The high school held steady at a C, the same grade it received last year. The majority of Maine’s schools received Cs.
The grade for each school is based on student achievement in reading and math, growth in achievement and on the performance of the bottom 25 percent of students. The primary metrics for the elementary school are test scores on the New England Common Assessment Program and the alternative test Maine offers for students with cognitive disabilities, the Personalized Alternate Assessment Portfolio. For the high school, the assessments are the SAT and the PAAP. Graduation rates are also used as a metric for the high school.
The elementary school saw improvement in every category, said Benjamin.
“The biggest change was student attitude and working on writing improvement,” said Benjamin. Faculty and staff spend time looking at individual NECAP questions to identify weak areas, and identified writing as one of those areas.

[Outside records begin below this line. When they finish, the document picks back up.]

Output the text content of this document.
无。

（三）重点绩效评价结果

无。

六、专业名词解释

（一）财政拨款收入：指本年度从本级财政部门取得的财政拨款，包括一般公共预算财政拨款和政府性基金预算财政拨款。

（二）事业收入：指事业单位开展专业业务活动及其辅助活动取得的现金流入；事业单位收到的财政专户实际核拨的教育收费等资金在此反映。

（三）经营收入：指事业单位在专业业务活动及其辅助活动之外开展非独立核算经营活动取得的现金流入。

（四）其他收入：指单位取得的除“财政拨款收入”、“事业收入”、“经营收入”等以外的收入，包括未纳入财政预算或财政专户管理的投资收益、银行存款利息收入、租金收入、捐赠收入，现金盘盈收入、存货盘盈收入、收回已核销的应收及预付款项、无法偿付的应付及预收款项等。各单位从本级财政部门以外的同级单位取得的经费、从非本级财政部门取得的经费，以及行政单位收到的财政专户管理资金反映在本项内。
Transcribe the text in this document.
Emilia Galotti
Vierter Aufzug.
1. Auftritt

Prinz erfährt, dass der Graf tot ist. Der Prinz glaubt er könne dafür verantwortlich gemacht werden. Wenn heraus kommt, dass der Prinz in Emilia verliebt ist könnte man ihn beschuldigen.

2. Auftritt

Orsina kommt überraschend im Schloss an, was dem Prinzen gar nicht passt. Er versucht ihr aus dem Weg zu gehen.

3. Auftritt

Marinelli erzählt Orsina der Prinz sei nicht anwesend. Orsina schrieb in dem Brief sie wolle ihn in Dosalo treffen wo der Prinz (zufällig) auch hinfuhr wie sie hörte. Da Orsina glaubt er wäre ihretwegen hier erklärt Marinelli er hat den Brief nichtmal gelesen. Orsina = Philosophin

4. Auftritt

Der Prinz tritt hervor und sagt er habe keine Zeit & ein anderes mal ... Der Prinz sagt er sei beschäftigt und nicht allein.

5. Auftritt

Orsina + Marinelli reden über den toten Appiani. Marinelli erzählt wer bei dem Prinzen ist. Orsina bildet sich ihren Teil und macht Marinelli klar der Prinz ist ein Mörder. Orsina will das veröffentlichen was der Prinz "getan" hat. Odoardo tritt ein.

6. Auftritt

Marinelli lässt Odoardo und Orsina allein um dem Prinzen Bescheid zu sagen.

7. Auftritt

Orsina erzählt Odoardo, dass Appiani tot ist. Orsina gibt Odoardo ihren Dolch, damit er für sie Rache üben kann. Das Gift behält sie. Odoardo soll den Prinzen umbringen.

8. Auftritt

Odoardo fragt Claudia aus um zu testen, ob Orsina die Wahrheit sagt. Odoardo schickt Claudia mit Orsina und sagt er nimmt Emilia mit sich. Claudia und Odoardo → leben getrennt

Teachers emphasized test-taking strategies and spent time working on practice test questions so students would be less surprised by the test content. Reading instruction focused more on helping students recognize detail in non-fiction passages and letting them know it was ok to go back and re-read a passage as needed. There was also work done to improve the Response to Intervention process, which is a process that identifies student problems and helps teachers meet student needs.
The best thing about the improved grade is how students are feeling, Benjamin said. “They really took it hard last year.” “Everyone has worked hard to bring the grade up.”
This will be the last year for this particular grading system, said Benjamin, as the NECAP is being phased out and replaced by a different standardized test called the Smarter Balance, which is more aligned with the Common Core standards.
While the improvement at the school is certainly something to celebrate, both Benjamin and Union 76 Superintendent Mark Jenkins say the state’s system does not tell the full story of a school’s success.
“The system itself is very faulty, so bumps can happen, both negative and positive,” said Jenkins. “More important, there’s been a lot of ongoing building effort with remediation.”
Statewide, of 415 elementary schools, 40 received an A, 53 a B, 209 a C, 61 a D and 52 an F. Of the 121 high schools, 10 received an A, 18 a B, 68 a C, 22 a D and 13 an F.
Only 93 schools statewide went up a letter grade, and of those 93, only 21 went up two letter grades.
Benjamin said he’s very pleased with the school’s improvement, and looks forward to maintaining the forward momentum. He’s also looking forward to the pizza and ice cream party—though he did say one student had asked if the school could celebrate with puppies for everyone.
“I didn’t think that would be popular with parents,” said Benjamin.